The row up to the start involved a lot of laughing.  Our first 10 stroke piece at a 26 had us all in hysterics because we couldn’t get our blades off/out of the water, couldn’t get the rate up, couldn’t move our frozen bodies in an athletic sort of way.  It was awkward, short, choppy, uncomfortable, and ugly.  And then it started to snow (my first race ever in snow).  But the higher we rowed, the better it got, and about a mile into the race at a 29 1/2, we caught on to something good and pulled away from bow #3, taking massive amounts of water on them over the second half of the course.  As we all clicked in, it was a huge relief to feel instinct and training take over and do the work.  We were all uncomfortable; we were all feeling awkward; we were all suffering.  But rowing is rowing is rowing.  Sweeping, sculling, port, starboard–it’s just rowing.  It’s our sport.  And I think we were all able to tune out and then tune in to what mattered which was just going together, letting the boat and the oars do their work, and listening to our coxswain to get us down the course.  I had a blast, and though we didn’t find out for a long time after our race, we also won the 4+ by 40+ seconds, which made Ellen and I the first and only athletes to win back to back Champ events at the Charles.

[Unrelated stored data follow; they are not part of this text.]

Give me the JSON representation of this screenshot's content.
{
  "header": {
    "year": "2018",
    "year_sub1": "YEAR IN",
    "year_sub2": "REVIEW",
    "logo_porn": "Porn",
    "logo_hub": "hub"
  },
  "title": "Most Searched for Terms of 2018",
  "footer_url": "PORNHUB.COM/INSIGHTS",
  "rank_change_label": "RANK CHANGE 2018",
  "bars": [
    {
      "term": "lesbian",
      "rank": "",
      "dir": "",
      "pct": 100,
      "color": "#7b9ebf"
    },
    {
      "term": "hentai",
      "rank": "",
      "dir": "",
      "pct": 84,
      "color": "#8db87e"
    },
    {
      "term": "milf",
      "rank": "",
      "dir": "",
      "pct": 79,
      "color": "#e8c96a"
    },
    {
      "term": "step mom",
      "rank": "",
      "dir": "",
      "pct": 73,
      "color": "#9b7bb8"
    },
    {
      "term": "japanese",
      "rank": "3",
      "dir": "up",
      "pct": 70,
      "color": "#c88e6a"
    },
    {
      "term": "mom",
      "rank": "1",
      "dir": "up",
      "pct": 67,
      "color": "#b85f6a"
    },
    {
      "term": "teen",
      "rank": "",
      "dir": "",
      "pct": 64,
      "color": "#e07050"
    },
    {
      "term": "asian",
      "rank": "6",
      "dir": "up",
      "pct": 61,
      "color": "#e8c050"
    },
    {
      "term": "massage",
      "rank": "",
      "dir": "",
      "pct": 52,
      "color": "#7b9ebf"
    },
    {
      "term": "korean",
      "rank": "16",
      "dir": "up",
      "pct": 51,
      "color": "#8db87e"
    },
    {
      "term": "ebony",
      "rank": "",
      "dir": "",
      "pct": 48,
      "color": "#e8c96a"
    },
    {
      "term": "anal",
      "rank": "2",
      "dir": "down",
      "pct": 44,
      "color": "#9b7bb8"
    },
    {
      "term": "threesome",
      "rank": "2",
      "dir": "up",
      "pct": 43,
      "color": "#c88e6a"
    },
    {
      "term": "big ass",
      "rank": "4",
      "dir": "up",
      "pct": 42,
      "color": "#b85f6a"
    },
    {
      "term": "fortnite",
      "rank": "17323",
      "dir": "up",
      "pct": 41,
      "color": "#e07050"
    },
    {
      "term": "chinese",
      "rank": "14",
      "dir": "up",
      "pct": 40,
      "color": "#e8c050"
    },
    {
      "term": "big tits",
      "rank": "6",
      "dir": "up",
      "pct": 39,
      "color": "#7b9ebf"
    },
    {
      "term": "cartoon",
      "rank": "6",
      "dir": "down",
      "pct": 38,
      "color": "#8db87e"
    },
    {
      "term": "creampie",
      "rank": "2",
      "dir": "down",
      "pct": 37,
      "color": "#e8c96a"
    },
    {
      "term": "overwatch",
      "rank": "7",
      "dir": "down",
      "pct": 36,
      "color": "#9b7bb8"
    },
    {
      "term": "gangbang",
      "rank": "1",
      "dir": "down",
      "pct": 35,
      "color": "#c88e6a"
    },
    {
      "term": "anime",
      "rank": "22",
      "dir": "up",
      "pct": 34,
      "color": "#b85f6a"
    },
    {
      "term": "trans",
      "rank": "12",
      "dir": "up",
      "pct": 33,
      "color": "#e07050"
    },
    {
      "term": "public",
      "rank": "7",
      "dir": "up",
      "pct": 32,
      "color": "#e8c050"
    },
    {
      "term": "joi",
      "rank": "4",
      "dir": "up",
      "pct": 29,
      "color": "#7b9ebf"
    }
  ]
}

After a lot of de-rigging, organizing, loading, unloading, reloading, changing, cursing, and tromping through the mud–caught the guys from Fluidesign right as they were pulling out in
order to pick up a demo boat from them (hooray!).  We barely squeezed
it on to the trailer back to Princeton, quickly collected our medals, gave an interview with Ed, and then headed home to shower and get ready for a fun night out to celebrate.

I am sad to report that I didn’t take a single photo this year at HOCR, so you’ll just have to enjoy the work of Row2k and ScullingFool (thanks!)

I had a great time in Boston this year.  Many thanks to all who made my trip possible; who made it easier; and who made it better. My apologies to those who I missed this year. Hopefully I will miss the regatta next year, but I am looking forward to returning in years following.